Bold, kind, lazy

Lately, I’ve been looking for core values to direct my habits and work. I’ve condensed them into three four letter words:

Boldness comes first. Among the five regrets of the dying, three would not happen for those who live boldly. Life is incredibly precious and short. To be bold is to embrace awareness of life’s miracle, and use that energy to stand up to the fear of failure and the weight of convention. Those who regretted working too much on the wrong things, living life on the terms of others, didn’t muster enough courage to take bold action. This is perhaps the foremost trap of human life.

How to be bold? I’m just a beginner at it. I try to focus on the fleeting nature of life, and to walk more on the knife’s edge. Remember Marco Polo’s dictum: “the bold may not live forever, but the timid do not live at all”. Or Disraeli’s: “life’s too short to be small”. Whatever dream becomes more intense in the space of your awareness, boldly follow it. Learn to embrace the discomfort of not doing exactly what’s expected of you, or of appearing as weird in others’ eyes.

Kindness is the essential complement to boldness. To me, there is a much worse destiny than being a cog. What if your boldness turned you into a Hitler? That’s why kindness is essential. It directs all your boldness into action that is chiefly for others’ benefit. And others’ are not just a specific group (such as Tony Soprano’s clan, or Hitler’s Aryan Race) — others are all sentient beings. Boldness without kindness only intensifies the damage you unleash on others through your bold actions. If you’re not going to be kind, better not be bold either.

How to be kind? I’m just starting to figure it out. For now, I try to maintain awareness of the impact of my actions on others — all others. If I start to see others as objects in my planning, then it’s time to take a step back and reconsider.

Laziness comes the most natural to me. Why is laziness important? Because one could always be doing an infinite amount of things, especially things that others expect you to do, without really doing anything of significance. Most of what we do doesn’t matter. Laziness forces you to focus, really focus, on those few things that make a huge difference, and just focus on them. It’s a way (perhaps the way) to be bold on a tactical level.

The enemy of impact is busyness. Busyness leads to irrelevance, because busyness measures actions by their efforts, not by their results. And busyness considers all actions to be relatively of the same importance, rather than focusing on the vital few. Someone focused on being busy is someone focused on doing things, not so much on which things.

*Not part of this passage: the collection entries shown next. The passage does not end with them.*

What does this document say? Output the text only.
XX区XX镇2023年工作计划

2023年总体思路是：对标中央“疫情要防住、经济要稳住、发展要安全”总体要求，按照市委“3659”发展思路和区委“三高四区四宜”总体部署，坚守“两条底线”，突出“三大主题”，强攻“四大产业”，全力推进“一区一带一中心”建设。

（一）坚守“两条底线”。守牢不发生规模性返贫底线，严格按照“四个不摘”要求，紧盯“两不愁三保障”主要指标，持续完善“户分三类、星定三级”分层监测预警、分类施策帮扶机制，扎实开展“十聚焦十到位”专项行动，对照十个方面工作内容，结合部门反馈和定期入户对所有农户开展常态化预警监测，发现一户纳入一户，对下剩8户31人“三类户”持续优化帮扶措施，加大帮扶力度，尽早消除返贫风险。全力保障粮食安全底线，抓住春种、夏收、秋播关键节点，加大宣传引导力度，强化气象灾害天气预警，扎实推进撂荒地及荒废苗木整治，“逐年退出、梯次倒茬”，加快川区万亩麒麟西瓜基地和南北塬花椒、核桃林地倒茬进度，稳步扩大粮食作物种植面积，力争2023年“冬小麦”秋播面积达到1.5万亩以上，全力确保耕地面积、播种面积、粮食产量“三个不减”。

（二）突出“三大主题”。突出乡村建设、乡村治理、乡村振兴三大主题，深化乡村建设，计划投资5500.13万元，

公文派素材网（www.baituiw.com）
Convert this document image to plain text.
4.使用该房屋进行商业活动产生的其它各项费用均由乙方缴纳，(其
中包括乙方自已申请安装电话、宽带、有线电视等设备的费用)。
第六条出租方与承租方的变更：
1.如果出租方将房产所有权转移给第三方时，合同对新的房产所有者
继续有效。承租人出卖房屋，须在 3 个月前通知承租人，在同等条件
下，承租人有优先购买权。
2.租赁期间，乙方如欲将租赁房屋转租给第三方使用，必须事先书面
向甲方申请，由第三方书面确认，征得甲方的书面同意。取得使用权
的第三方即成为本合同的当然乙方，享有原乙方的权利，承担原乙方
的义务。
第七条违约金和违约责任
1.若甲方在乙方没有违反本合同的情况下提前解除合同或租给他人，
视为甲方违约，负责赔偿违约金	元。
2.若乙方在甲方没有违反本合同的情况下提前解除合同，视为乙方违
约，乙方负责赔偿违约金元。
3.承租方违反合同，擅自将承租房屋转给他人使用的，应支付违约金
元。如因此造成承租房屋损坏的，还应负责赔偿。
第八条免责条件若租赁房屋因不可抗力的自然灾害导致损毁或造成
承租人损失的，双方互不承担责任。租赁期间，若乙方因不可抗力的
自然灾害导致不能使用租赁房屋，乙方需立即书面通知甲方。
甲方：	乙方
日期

Laziness also has another advantage: by focusing on what you think is important and challenging assumptions, you’re setting a much higher bar for yourself. If you didn’t do what was expected of you, you better come up with something much, much better to the table. And that is the whole point! When you’re fully engaged, you can create work that’s of a different caliber and relevance.

Finally, laziness can create the necessary space for rest and awareness. If you’re very bold and very kind, you need ways to open up, tune in, do something different that might spark a creative angle, rest and recuperate. Laziness creates space.

Recently, I watched Band of Brothers with my wife. In the last episode, one of the veterans said that when the war was finishing, he and many others had a feeling of being able to do anything they dreamed of after the war. But that feeling of power quickly faded away after the war, at least for him. Perhaps it was the awareness of living your life at the knife’s edge that brought that power. I certainly don’t want to live my life in a state of war; but through certain habits of mind, cultivate boldness, kindness and laziness, so that I can summon some the virtues of living in a state of war, and therefore make the best use of my life for the benefit of others.